Reproduced with permission from Ref. [174], copyright 2017 Nature Publishing Group

a Schematic of a SFS experiment of water nanodroplets in oil. b The spectral features for the D2O stretch vibrations of water nanodroplets in hydrophobic environments (black) are distinct from the corresponding data of planar interfaces (blue and red). The nanodroplets have more of strongly H-bonded vibrations appearing at ~2370 cm−1 and they lack the free OD groups at ~2745 cm−1.

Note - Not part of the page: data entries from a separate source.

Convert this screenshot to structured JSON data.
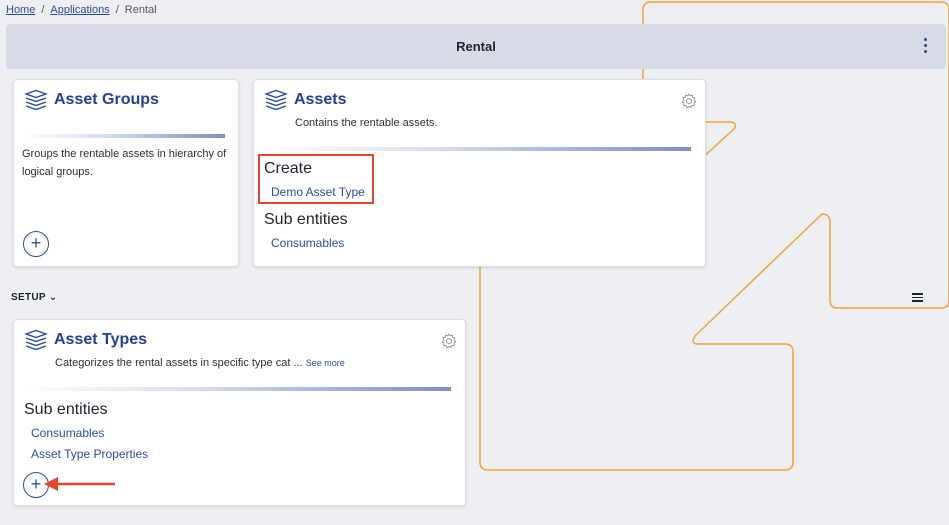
{
  "breadcrumb": {
    "home": "Home",
    "applications": "Applications",
    "current": "Rental"
  },
  "header": {
    "title": "Rental"
  },
  "asset_groups": {
    "title": "Asset Groups",
    "description": "Groups the rentable assets in hierarchy of logical groups.",
    "add_label": "+"
  },
  "assets": {
    "title": "Assets",
    "description": "Contains the rentable assets.",
    "create_heading": "Create",
    "create_links": [
      "Demo Asset Type"
    ],
    "sub_heading": "Sub entities",
    "sub_links": [
      "Consumables"
    ]
  },
  "setup": {
    "label": "SETUP",
    "chevron": "⌄"
  },
  "asset_types": {
    "title": "Asset Types",
    "description": "Categorizes the rental assets in specific type cat ...",
    "see_more": "See more",
    "sub_heading": "Sub entities",
    "sub_links": [
      "Consumables",
      "Asset Type Properties"
    ],
    "add_label": "+"
  },
  "icons": [
    "layers-icon",
    "gear-icon",
    "plus-icon",
    "kebab-menu-icon",
    "hamburger-menu-icon",
    "chevron-down-icon"
  ],
  "colors": {
    "accent": "#2a4d9b",
    "header_bg": "#d6dbe5",
    "annotation": "#e0462b",
    "decor": "#f0a43a"
  }
}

So far, few SFS studies on samples of biological relevance have been made. However, it has been shown that lipid monolayers on hydrophobic particles and liposomes with transmembrane asymmetry can produce SFS signals [174,175,176,177,178], and that the inherent ordering of collagen fibers leads to very large SFS cross-sections [178]. This, together with the readily demonstrated capacity to probe the surface chemistry of colloidal interfaces, makes vibrational SFS an exciting potential tool for detailed investigation of biomaterial structures and interfaces in biological environments.

7 Summary

The range of NLO methods available today provide a powerful approach to obtaining detailed information about the molecular structure and surface chemistry of a wide range of biological materials. In this article the strengths and limitations of MPEF, SHG, CARS, SRS and SFG were discussed along with a description of the key theoretical principles and data analysis methods used to apply these methods in biological studies. Significant advances in methods to analyze NLO spectra and images that has occurred in recent years has allowed characterization of increasingly complex biological systems. Some key features to consider when selecting a particular NLO method to use for studying a biological system include spatial resolution, chemical/molecular specificity and interface/surface specificity of that method. For example, MPEF provides good depth resolution for confocal imaging of biological materials, but only has limited chemical/molecular specificity and no interface/surface specificity. CARS and SRS provide good imaging with chemical/molecular specificity, but no interface/surface specificity. SHG and SFG provide excellent interface/surface specificity and can be employed in different modes (e.g., reflection mode for characterizing planar surfaces and scattering mode for characterizing particles in solution). The vibrational spectroscopy aspect of SFG provides good chemical/molecular specificity to go along with the interface/surface specificity.